Nick Turley: Where it actually roasts you?

Andrew Mayne: Well, I mean, like, yeah, because I'll ask the model, because with the voice in, speech out model, be like, "Do I sound tired?" And it's like, "Well, you know, I don't really wanna, you know," and I'll be like, "Yeah, you know, just trying to get it to be honest."

Nick Turley: You know, I think I think there's many cultures that would prefer a blunter ChatGPT, so very much on the radar.

Mark Chen: Yeah. Just to piggyback off Nick's answer, I think it's the iterative deployment that gives us the confidence, right, to push towards user freedom. And, you know, we've had many cycles of this. We know what users can and can't do. And that gives us the confidence to launch with the restrictions that we do.

The Evolution of Code and AI in the Workplace

Andrew Mayne: One of the other capabilities, one of the other generative capabilities that's been very interesting has been code. And I remember early on GPT-3, we saw that all of a sudden it could spit out entire React components, and we saw that, "Oh, wow, there's some utility there." And then we went. We actually trained a model more specifically on code. And that led to we had Codex. And we had CodeInterpreter. Now Codex is somehow back. And a new form, same name, but the capabilities keep increasing. And we've seen code work its way first into Versus Code via Copilot, and then Cursor, and then Windsurf, which I use all the time now. What, how much pressure has there been in the code space? Because I'd say that if we ask people who made the top code model, we might get different answers.

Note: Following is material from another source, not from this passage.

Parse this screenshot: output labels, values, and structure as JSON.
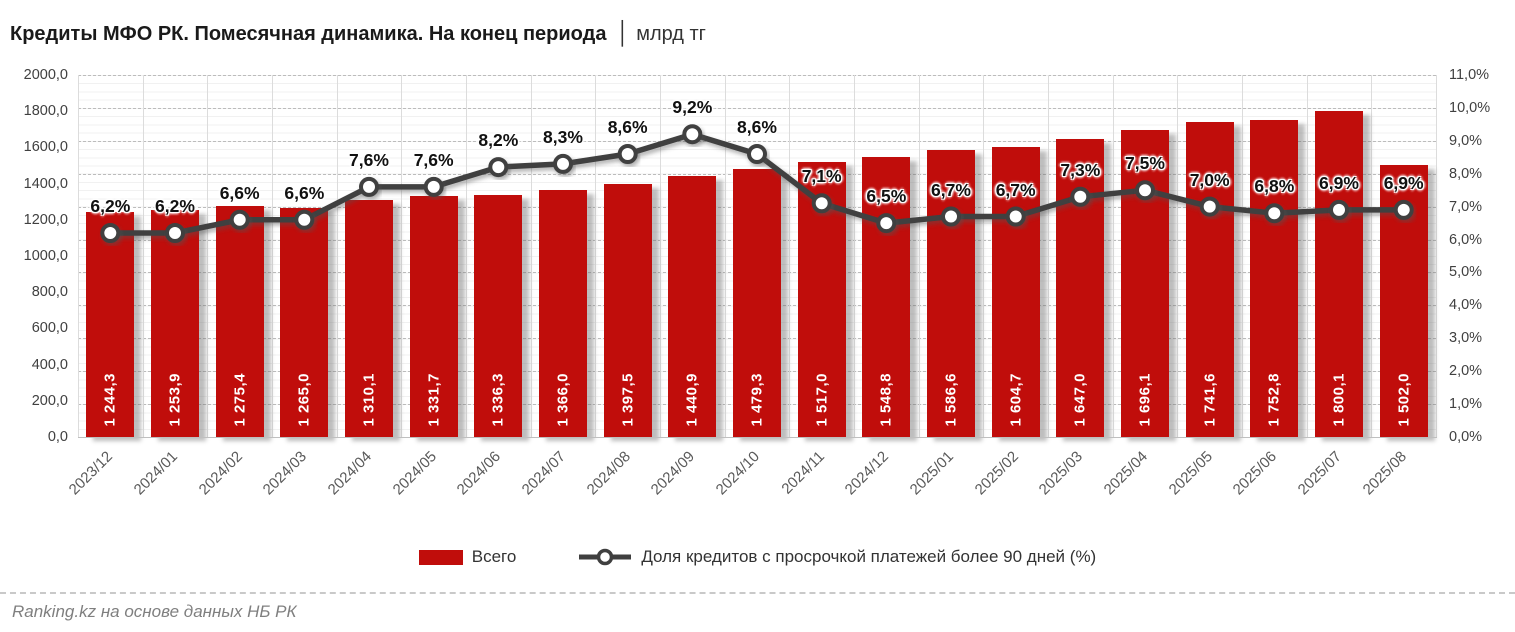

Mark Chen: Yeah. And I think it reflects that when people talk about coding, they're talking about a lot of different things. Right? I think there's coding in a specific paradigm. Like, if you pull up an ID and you wanna kinda get a completion on a on a function, that's very different from, you know, agentic style coding where, you know, you ask, you know, "I want I want this PR." And, you know, and I think we've done a lot of focus.

Andrew Mayne: Could you, could you unpack a little bit what you mean by agentic coding?

Mark Chen: Yeah. Yeah. So I think when you you can draw a distinction between more kind of real-time response models. You can think of ChatGPT to first order as you ask a prompt, and then you get a response fairly fairly quickly. And a more agentic style model where you give it a fairly complicated task. You let it work in the background, and after some amount of time, it comes back to you with what it thinks is something close to the best answer. Mhmm. Right? And I think we see increasingly that the future will look like more of a async kind of a, you know, where you're asking it very difficult, hard things. And you're letting the model think and reason and come back to you with really the best version of, like, what it can come back with. And we see the evolution of code in that way too. I think, eventually, we do see a world where you'll kind of give a very high-level description of what you want—

Andrew Mayne: Mhmm.

Mark Chen: And the model will take time, and it'll come back to you. And so I think our our first launch Codex really reflects that kind of paradigm where we are giving it PRs units of fairly heavy work. That encapsulate, you know, a new feature or, you know, a big bug fix, and we want the model to spend a lot of time thinking about how to accomplish this thing rather than kinda give you a fast response. Mhmm.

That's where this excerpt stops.